Ovviamente, “non si può escludere – anzi, pare abbastanza probabile -“, secondo Dal Checco, “che la carica di protezione fosse stata sovradosata per creare un danno anche all’eventuale ladro, sempre nell’ipotesi che la funzionalità di distruzione fosse prevista (e immaginiamo anche nota) da chi ha acquistato i dispositivi. Questo dosaggio spiegherebbe anche il fatto che le detonazioni hanno causato migliaia di feriti e quasi una decina di morti, mentre se la carica fosse stata limitata alla distruzione del solo chip non sarebbero stati coinvolti“.

“Un punto chiave da smarcare è se questa sorta di ‘hidden feature’ era nota agli utilizzatori, se potevano attivarla anche loro da remoto (così come noi possiamo fare il ‘wipe’ dei nostri smartphone connettendoci all’account Google, Apple o Samsung e cancellandone il contenuto) oppure se era stata prevista da un’organizzazione a monte, che aveva distribuito/venduto/regalato i dispositivi senza informare gli utenti di questa funzionalità”, continua Dal Checco.

Non si può poi escludere che tale funzionalità fosse nota ma non attivata, né dagli utenti né dall’organizzazione che li ha prodotti/distribuiti, ma che qualche attaccante ne abbia scoperto la presenza e il modo di utilizzarla da remoto“, ipotizza l’informatico forense.

Frequenze

Un’altra teoria, nota CLaudio Telmon, dell’associazione Clusit, è che i cercapersone siano stati modificati per reagire a specifiche frequenze radio. Una volta attivati da un segnale radio trasmesso a lungo raggio, i cercapersone potrebbero aver innescato le esplosioni.

Già negli anni 90 Israele ha ucciso l’artificiere di Hamas Yahya Ayyash mettendo un esplosivo in un telefono che è stato fatto esplodere vicino al suo orecchio.

All’epoca Israele ha usato una ricetrasmittente per azionare l’esplosivo, con un comando tramite radio frequenza. A conferma che è possibile farlo anche in via analogica, senza usare malware o pacchetti dati. Non è necessario insomma ipotizzare un attacco cyber sofisticato come quello Stuxnet, worm usato nel 2010 per colpire le strutture nucleari iraniane danneggiando i loro controllori logici programmabili (plc).

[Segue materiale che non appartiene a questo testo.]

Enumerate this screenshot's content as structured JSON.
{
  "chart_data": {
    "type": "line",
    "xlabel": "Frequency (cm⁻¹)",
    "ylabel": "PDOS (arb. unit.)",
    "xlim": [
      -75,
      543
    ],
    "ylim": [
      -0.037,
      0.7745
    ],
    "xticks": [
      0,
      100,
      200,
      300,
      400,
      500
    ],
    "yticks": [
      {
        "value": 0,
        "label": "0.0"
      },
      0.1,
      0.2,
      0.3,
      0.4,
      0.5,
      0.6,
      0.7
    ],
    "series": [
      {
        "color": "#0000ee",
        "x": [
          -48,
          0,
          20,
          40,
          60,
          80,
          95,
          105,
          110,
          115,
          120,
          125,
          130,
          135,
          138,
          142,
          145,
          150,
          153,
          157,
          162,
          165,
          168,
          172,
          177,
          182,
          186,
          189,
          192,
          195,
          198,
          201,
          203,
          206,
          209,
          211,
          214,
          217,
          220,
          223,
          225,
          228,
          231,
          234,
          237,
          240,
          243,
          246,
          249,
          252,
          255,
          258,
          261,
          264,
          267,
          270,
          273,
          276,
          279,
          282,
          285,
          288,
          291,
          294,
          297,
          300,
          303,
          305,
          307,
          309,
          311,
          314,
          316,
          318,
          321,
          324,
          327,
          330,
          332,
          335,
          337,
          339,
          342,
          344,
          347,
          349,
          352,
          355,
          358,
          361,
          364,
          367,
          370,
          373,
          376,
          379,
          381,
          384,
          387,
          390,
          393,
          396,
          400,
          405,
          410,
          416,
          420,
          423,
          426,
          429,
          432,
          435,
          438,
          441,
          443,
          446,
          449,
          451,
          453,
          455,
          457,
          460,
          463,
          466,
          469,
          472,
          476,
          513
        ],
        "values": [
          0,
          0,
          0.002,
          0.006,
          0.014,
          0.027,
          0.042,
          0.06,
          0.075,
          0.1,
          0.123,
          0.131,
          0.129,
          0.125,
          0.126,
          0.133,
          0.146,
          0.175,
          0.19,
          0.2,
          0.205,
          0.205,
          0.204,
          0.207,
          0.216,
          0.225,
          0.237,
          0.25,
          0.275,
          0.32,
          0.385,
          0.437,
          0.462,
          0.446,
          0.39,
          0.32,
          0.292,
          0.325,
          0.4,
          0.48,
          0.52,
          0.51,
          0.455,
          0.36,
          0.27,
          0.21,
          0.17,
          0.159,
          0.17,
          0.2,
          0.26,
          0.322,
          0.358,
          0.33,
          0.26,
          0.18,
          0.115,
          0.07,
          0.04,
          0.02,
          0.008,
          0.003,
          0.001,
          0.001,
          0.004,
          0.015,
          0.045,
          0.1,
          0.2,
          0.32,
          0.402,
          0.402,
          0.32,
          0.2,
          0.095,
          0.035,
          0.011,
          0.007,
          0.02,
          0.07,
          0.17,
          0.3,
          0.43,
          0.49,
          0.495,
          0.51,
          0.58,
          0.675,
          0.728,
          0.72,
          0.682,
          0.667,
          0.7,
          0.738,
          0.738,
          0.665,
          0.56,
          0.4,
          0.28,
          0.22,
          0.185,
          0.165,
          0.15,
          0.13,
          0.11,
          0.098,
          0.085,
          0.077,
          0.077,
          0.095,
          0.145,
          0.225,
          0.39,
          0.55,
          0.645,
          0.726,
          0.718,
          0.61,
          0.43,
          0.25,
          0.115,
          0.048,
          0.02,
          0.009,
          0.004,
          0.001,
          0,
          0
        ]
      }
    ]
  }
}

Stuxnet avrebbe distrutto numerose centrifughe nell’impianto di arricchimento dell’uranio iraniano di Natanz, facendole bruciare.

Surriscaldamento batteria senza esplosivo

In modo analogo a quanto successo con Stuxnet, si potrebbe pensare che gli attaccanti abbiano fatto surriscaldare i cercapersone con comandi a distanza sempre via trojan, provocando di per sé l’esplosione delle batterie (senza bisogno quindi di mettere esplosivo) tramite un cortocircuito. Questo metodo, ipotizzato da Paganini, sembra invece meno affidabile secondo Telmon rispetto all’uso di una piccola carica di esplosivo.

Sono a rischio anche i nostri smartphone?

“Per chi si chiede se anche i nostri telefoni cellulari possano essere fatti esplodere da remoto, è improbabile che ciò avvenga anche perché la batteria al litio di uno smartphone può sì prendere fuoco, ma non con una esplosione come quella mostrata nei video dei cercapersone di Hezbollah”, mette in guardia Dal Checco.

“Questo non esclude che, da remoto, le batterie degli smartphone si possano teoricamente fare riscaldare al punto da mandarle in corto circuito, non pare però possibile che si generi un’esplosione, soprattutto perché esistono meccanismi di protezione delle pile al litio che regolano la carica/scarica ma non possono ragionevolmente causarne un corto circuito”.

Chiaramente, “i dispositivi dotati di batterie al litio presentano comunque potenziali rischi ma soltanto quando superano una certa potenza, non a caso vi sono regole ferree che impediscono di portare con sé nella cabina degli aerei power bank oltre una certa dimensione e vietano di portare in aereo oggetti (per esempio monopattini elettrici, ebike, segway eccetera) con batterie al litio di potenza maggiore di quella degli smartphone o dei power bank”, conclude Dal Checco.

Al di là delle ipotesi, tutte affascinanti e plausibili, in atytesa delle conferme ufficiali, questo attacco hacker è destinato a ridefinire le frontiere della cyber war, dimostrando quanto la tecnologia possa trasformarsi in un’arma sempre più centrale dei conflitti che si combattono su scala globale.